The researchers compared individual heart attacks to meteorological data on the day of the event, while accounting for other risk factors as well. In addition, the team compared data from 1987 to 2000 with data from 2001 to 2014.

“In this latest study, we wanted to see to what extent the heat and cold-related heart attack risk has changed over the years,” said co-author Dr. Kai Chen. “Over a period of 28 years, we found that there has been an increase in heat-induced heart attack risk in recent years.”
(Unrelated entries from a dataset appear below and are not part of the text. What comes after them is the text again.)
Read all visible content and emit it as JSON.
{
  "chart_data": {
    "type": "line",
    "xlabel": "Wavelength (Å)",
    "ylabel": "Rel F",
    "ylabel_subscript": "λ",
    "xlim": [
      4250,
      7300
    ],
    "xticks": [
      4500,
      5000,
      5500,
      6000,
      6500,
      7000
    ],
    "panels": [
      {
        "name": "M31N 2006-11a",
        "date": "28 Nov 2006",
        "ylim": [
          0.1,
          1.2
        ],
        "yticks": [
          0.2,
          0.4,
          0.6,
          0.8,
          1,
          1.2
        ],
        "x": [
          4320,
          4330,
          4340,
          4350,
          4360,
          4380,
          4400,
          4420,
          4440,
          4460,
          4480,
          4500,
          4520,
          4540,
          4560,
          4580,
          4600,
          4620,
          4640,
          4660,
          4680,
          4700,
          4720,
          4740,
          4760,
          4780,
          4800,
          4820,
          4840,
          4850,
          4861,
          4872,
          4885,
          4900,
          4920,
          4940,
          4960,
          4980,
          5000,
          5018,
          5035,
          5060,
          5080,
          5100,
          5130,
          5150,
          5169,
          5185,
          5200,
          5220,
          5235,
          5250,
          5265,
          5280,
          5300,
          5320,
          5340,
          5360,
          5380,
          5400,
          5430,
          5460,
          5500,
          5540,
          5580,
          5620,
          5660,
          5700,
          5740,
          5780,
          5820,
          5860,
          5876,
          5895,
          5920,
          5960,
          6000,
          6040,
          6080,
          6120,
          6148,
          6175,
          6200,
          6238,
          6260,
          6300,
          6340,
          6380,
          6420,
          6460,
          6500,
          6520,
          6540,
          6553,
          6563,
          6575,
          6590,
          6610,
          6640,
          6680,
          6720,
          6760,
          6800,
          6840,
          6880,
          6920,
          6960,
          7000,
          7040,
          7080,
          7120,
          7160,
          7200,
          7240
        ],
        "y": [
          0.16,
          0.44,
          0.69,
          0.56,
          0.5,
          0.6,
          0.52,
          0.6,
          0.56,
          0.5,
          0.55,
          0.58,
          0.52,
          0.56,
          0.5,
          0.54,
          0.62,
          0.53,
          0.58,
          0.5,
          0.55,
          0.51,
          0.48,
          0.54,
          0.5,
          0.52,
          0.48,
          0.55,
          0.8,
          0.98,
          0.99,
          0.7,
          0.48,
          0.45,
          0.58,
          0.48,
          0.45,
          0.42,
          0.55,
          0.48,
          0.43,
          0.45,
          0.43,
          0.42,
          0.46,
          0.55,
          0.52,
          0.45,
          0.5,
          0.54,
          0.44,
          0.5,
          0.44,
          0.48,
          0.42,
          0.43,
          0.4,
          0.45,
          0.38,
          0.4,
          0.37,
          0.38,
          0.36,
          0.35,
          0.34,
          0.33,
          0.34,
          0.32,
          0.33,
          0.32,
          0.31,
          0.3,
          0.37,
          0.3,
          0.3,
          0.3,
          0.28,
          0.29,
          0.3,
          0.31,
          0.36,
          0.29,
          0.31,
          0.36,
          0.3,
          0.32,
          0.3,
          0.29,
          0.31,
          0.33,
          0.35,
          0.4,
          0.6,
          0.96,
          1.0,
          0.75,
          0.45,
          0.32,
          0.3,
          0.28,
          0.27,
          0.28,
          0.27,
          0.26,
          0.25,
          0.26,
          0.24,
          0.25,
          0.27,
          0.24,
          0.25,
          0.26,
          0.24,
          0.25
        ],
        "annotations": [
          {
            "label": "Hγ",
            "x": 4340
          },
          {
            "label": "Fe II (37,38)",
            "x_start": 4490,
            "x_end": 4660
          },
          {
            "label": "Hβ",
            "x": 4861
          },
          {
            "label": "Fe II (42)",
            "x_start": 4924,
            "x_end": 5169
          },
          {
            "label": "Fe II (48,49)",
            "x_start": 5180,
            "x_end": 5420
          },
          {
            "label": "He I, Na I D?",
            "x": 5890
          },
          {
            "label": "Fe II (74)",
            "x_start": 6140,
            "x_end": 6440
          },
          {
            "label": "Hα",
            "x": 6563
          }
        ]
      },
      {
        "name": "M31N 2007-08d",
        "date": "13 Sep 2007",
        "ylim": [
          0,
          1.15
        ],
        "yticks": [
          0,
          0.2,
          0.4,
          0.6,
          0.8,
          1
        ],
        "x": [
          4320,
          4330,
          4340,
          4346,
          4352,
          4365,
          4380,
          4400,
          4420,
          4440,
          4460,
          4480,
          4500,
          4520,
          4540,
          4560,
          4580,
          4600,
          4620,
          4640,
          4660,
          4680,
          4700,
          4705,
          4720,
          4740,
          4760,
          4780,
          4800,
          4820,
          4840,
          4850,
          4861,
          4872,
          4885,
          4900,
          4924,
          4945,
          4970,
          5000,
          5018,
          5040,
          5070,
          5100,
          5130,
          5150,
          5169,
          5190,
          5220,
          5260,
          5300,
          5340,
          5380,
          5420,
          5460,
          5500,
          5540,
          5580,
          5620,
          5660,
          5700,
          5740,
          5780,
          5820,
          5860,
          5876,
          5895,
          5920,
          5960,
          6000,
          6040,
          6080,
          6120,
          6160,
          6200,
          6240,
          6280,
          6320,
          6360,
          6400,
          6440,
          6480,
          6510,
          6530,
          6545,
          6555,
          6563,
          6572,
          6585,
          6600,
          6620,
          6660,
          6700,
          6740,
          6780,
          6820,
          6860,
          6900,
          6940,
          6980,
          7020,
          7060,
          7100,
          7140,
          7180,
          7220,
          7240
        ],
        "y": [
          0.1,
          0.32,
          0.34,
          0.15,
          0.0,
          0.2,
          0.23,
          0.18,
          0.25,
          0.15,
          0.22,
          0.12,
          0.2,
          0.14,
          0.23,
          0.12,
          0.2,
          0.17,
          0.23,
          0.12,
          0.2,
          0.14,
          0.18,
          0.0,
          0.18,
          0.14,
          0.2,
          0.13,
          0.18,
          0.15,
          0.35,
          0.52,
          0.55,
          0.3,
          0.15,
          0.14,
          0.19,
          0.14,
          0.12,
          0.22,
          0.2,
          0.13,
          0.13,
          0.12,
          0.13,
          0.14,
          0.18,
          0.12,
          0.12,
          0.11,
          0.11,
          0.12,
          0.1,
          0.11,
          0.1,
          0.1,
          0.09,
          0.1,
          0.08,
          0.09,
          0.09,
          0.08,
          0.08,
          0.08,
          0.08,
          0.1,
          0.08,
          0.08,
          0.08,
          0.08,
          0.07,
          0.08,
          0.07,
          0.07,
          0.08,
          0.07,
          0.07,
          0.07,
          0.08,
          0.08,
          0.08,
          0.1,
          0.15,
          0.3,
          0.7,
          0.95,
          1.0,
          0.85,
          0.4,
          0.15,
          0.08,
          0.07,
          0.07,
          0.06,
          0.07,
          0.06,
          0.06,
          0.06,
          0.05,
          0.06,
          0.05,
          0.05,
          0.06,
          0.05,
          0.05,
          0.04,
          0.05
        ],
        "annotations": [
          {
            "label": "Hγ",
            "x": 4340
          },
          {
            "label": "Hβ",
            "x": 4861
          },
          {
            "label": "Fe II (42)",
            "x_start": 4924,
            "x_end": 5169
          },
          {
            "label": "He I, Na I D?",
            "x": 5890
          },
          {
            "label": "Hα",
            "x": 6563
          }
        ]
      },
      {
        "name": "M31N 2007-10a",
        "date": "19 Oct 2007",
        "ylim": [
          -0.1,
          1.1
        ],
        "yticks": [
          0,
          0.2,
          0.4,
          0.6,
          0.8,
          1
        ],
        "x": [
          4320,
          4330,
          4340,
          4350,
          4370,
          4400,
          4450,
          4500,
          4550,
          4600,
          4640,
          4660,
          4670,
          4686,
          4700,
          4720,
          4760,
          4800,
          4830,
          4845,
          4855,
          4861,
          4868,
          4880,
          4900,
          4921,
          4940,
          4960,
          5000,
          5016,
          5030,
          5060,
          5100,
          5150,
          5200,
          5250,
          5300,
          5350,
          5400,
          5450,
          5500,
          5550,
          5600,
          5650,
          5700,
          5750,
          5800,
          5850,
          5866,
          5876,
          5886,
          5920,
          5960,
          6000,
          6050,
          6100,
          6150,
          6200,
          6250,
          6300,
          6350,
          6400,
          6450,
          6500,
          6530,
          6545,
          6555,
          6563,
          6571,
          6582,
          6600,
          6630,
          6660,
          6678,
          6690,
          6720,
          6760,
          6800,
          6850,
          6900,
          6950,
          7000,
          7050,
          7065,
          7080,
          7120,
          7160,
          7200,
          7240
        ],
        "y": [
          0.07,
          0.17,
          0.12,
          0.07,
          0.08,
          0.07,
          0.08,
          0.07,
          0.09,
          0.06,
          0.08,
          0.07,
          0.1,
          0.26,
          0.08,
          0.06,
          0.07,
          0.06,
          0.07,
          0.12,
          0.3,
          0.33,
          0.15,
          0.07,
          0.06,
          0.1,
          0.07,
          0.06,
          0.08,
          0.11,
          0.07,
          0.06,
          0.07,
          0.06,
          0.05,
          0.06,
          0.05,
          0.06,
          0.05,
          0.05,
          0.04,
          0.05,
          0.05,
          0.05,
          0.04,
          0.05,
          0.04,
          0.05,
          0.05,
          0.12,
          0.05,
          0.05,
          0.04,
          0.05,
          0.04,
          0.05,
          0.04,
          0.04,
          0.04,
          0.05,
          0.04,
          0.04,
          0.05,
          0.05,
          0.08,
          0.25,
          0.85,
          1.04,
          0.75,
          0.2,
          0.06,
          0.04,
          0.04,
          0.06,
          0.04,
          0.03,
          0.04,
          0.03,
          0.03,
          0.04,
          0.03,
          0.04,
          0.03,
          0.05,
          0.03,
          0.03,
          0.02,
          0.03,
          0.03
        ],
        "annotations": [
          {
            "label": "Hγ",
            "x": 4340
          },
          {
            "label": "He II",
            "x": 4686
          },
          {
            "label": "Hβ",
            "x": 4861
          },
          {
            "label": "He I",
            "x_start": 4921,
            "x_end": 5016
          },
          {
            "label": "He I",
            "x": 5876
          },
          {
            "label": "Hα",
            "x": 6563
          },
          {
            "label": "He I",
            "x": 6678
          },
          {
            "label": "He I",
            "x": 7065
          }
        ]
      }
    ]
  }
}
The study revealed that individuals with diabetes or hyperlipidaemia were particularly at risk during the later time frame. The researchers said that this is partially a result of global warming, but that it is also a consequence of an increase in these risk factors themselves, which cause people to become more susceptible to heat.

“Our study suggests that greater consideration should be given to high temperatures as a potential trigger for heart attacks – especially in view of climate change,” said study lead author Dr. Alexandra Schneider. “Extreme weather events, like the 2018 heat waves in Europe, could in future result in an increase in cardiovascular disease. At the same time, there is likely to be a decrease in cold-related heart attacks here in Germany.”

“Our analysis suggests a lower risk in the future, but this lower risk was not significant and very cold days will continue to represent a potential trigger for heart attacks.”

The study is published in the European Heart Journal.